All the ingredients in the name of this recipe called out to me: Chicken in Coconut Milk with Lemongrass. The rest of the ingredients listed had my mouth watering: cilantro, garlic, green onions, butter, leafy greens, dried anise and a bit of stick cinnamon. The author doesn’t list it under a particular type of cuisine, but it has a Thai feel to it. My husband prefers boneless, skinless chicken breasts, so I rarely get to roast an entire chicken. I had no idea what I was missing!

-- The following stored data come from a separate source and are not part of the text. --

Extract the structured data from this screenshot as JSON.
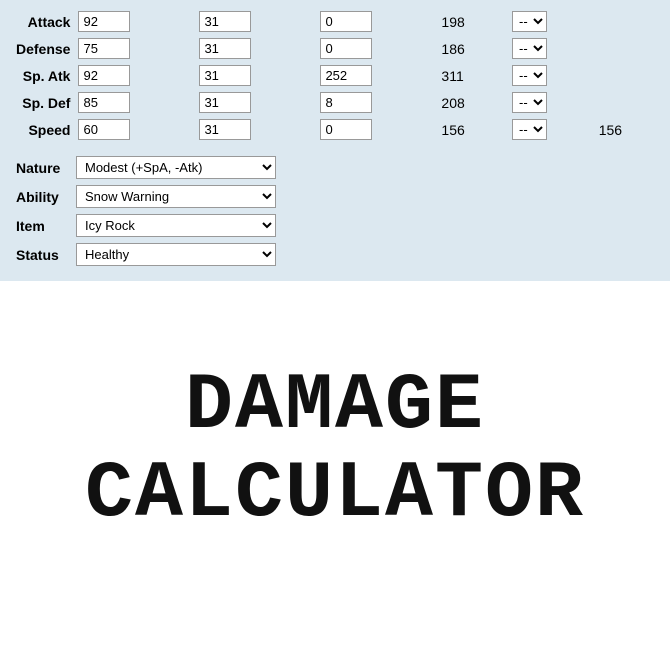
{
  "stats": {
    "rows": [
      {
        "label": "Attack",
        "base": "92",
        "iv": "31",
        "ev": "0",
        "total": "198",
        "modifier": "--",
        "final": ""
      },
      {
        "label": "Defense",
        "base": "75",
        "iv": "31",
        "ev": "0",
        "total": "186",
        "modifier": "--",
        "final": ""
      },
      {
        "label": "Sp. Atk",
        "base": "92",
        "iv": "31",
        "ev": "252",
        "total": "311",
        "modifier": "--",
        "final": ""
      },
      {
        "label": "Sp. Def",
        "base": "85",
        "iv": "31",
        "ev": "8",
        "total": "208",
        "modifier": "--",
        "final": ""
      },
      {
        "label": "Speed",
        "base": "60",
        "iv": "31",
        "ev": "0",
        "total": "156",
        "modifier": "--",
        "final": "156"
      }
    ]
  },
  "attributes": {
    "nature_label": "Nature",
    "nature_value": "Modest (+SpA, -Atk)",
    "ability_label": "Ability",
    "ability_value": "Snow Warning",
    "item_label": "Item",
    "item_value": "Icy Rock",
    "status_label": "Status",
    "status_value": "Healthy"
  },
  "title_line1": "DAMAGE",
  "title_line2": "CALCULATOR"
}
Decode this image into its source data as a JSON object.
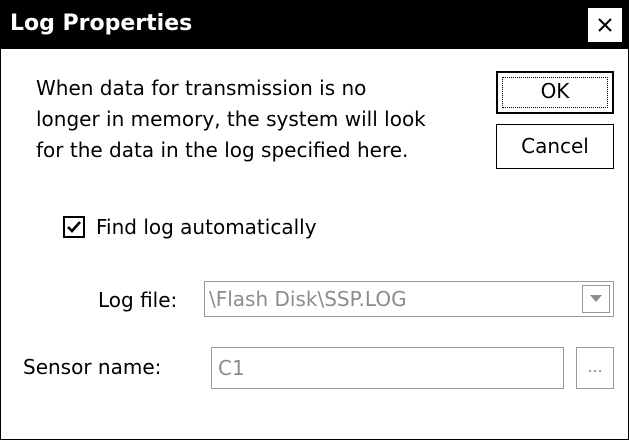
{
  "window": {
    "title": "Log Properties"
  },
  "description": {
    "lines": [
      "When data for transmission is no",
      "longer in memory, the system will look",
      "for the data in the log specified here."
    ]
  },
  "buttons": {
    "ok_label": "OK",
    "cancel_label": "Cancel",
    "browse_label": "..."
  },
  "find_log_automatically": {
    "label": "Find log automatically",
    "checked": true
  },
  "log_file": {
    "label": "Log file:",
    "value": "\\Flash Disk\\SSP.LOG",
    "enabled": false
  },
  "sensor_name": {
    "label": "Sensor name:",
    "value": "C1",
    "enabled": false
  },
  "colors": {
    "titlebar_bg": "#000000",
    "titlebar_fg": "#ffffff",
    "disabled_text": "#8c8c8c",
    "disabled_border": "#999999"
  },
  "icons": {
    "close": "close-icon",
    "checkmark": "checkmark-icon",
    "dropdown": "chevron-down-icon"
  }
}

Our piece about Jamie Oliver’s chicken in milk got me thinking about other possibilities for cooking a whole chicken in milk — what could be easier than filling a pot with liquid and spices, turning on the heat, and walking away until what’s left is the most succulent fall-off-the-bone bird?
I used a 3 3/4 pound roasting chicken and seasoned it with salt and pepper overnight. A large plastic zipper bag was perfect for the task. I removed it 30 minutes before I wanted to start cooking so it could come up to room temperature.
My local grocery store doesn’t stock fresh lemongrass stalks, so I use Gourmet Garden’s lemongrass paste. It’s convenient to store in my freezer since lemongrass isn’t something I use regularly. I always prefer fresh produce if I can find it, but I’ve found this is a good substitute. I used a 3-inch long piece straight from the tube (about the length of my index finger).
Lastly, I used baby spinach leaves as the greens for a few reasons. First, they are small enough that I didn’t feel the need to tear them. Second, they don’t have that bitter taste that fully grown spinach can take on. And finally, I was able to buy the spinach pre-washed and ready to go.
Although it’s not listed, this recipe was prepped in 10 minutes. The chicken cooked in 80 minutes, and the total time was 1 hour 40 minutes including wilting the greens and carving the chicken. My 5-quart cast-iron casserole was more than big enough to accommodate the chicken and left plenty of room for a large spoon when it came time to baste.
Note: It’s not listed in the instructions, but I used a slotted spoon to remove the lemon wedges and garlic cloves along with the cinnamon stick and star anise. I don’t think biting down on those would be a good experience!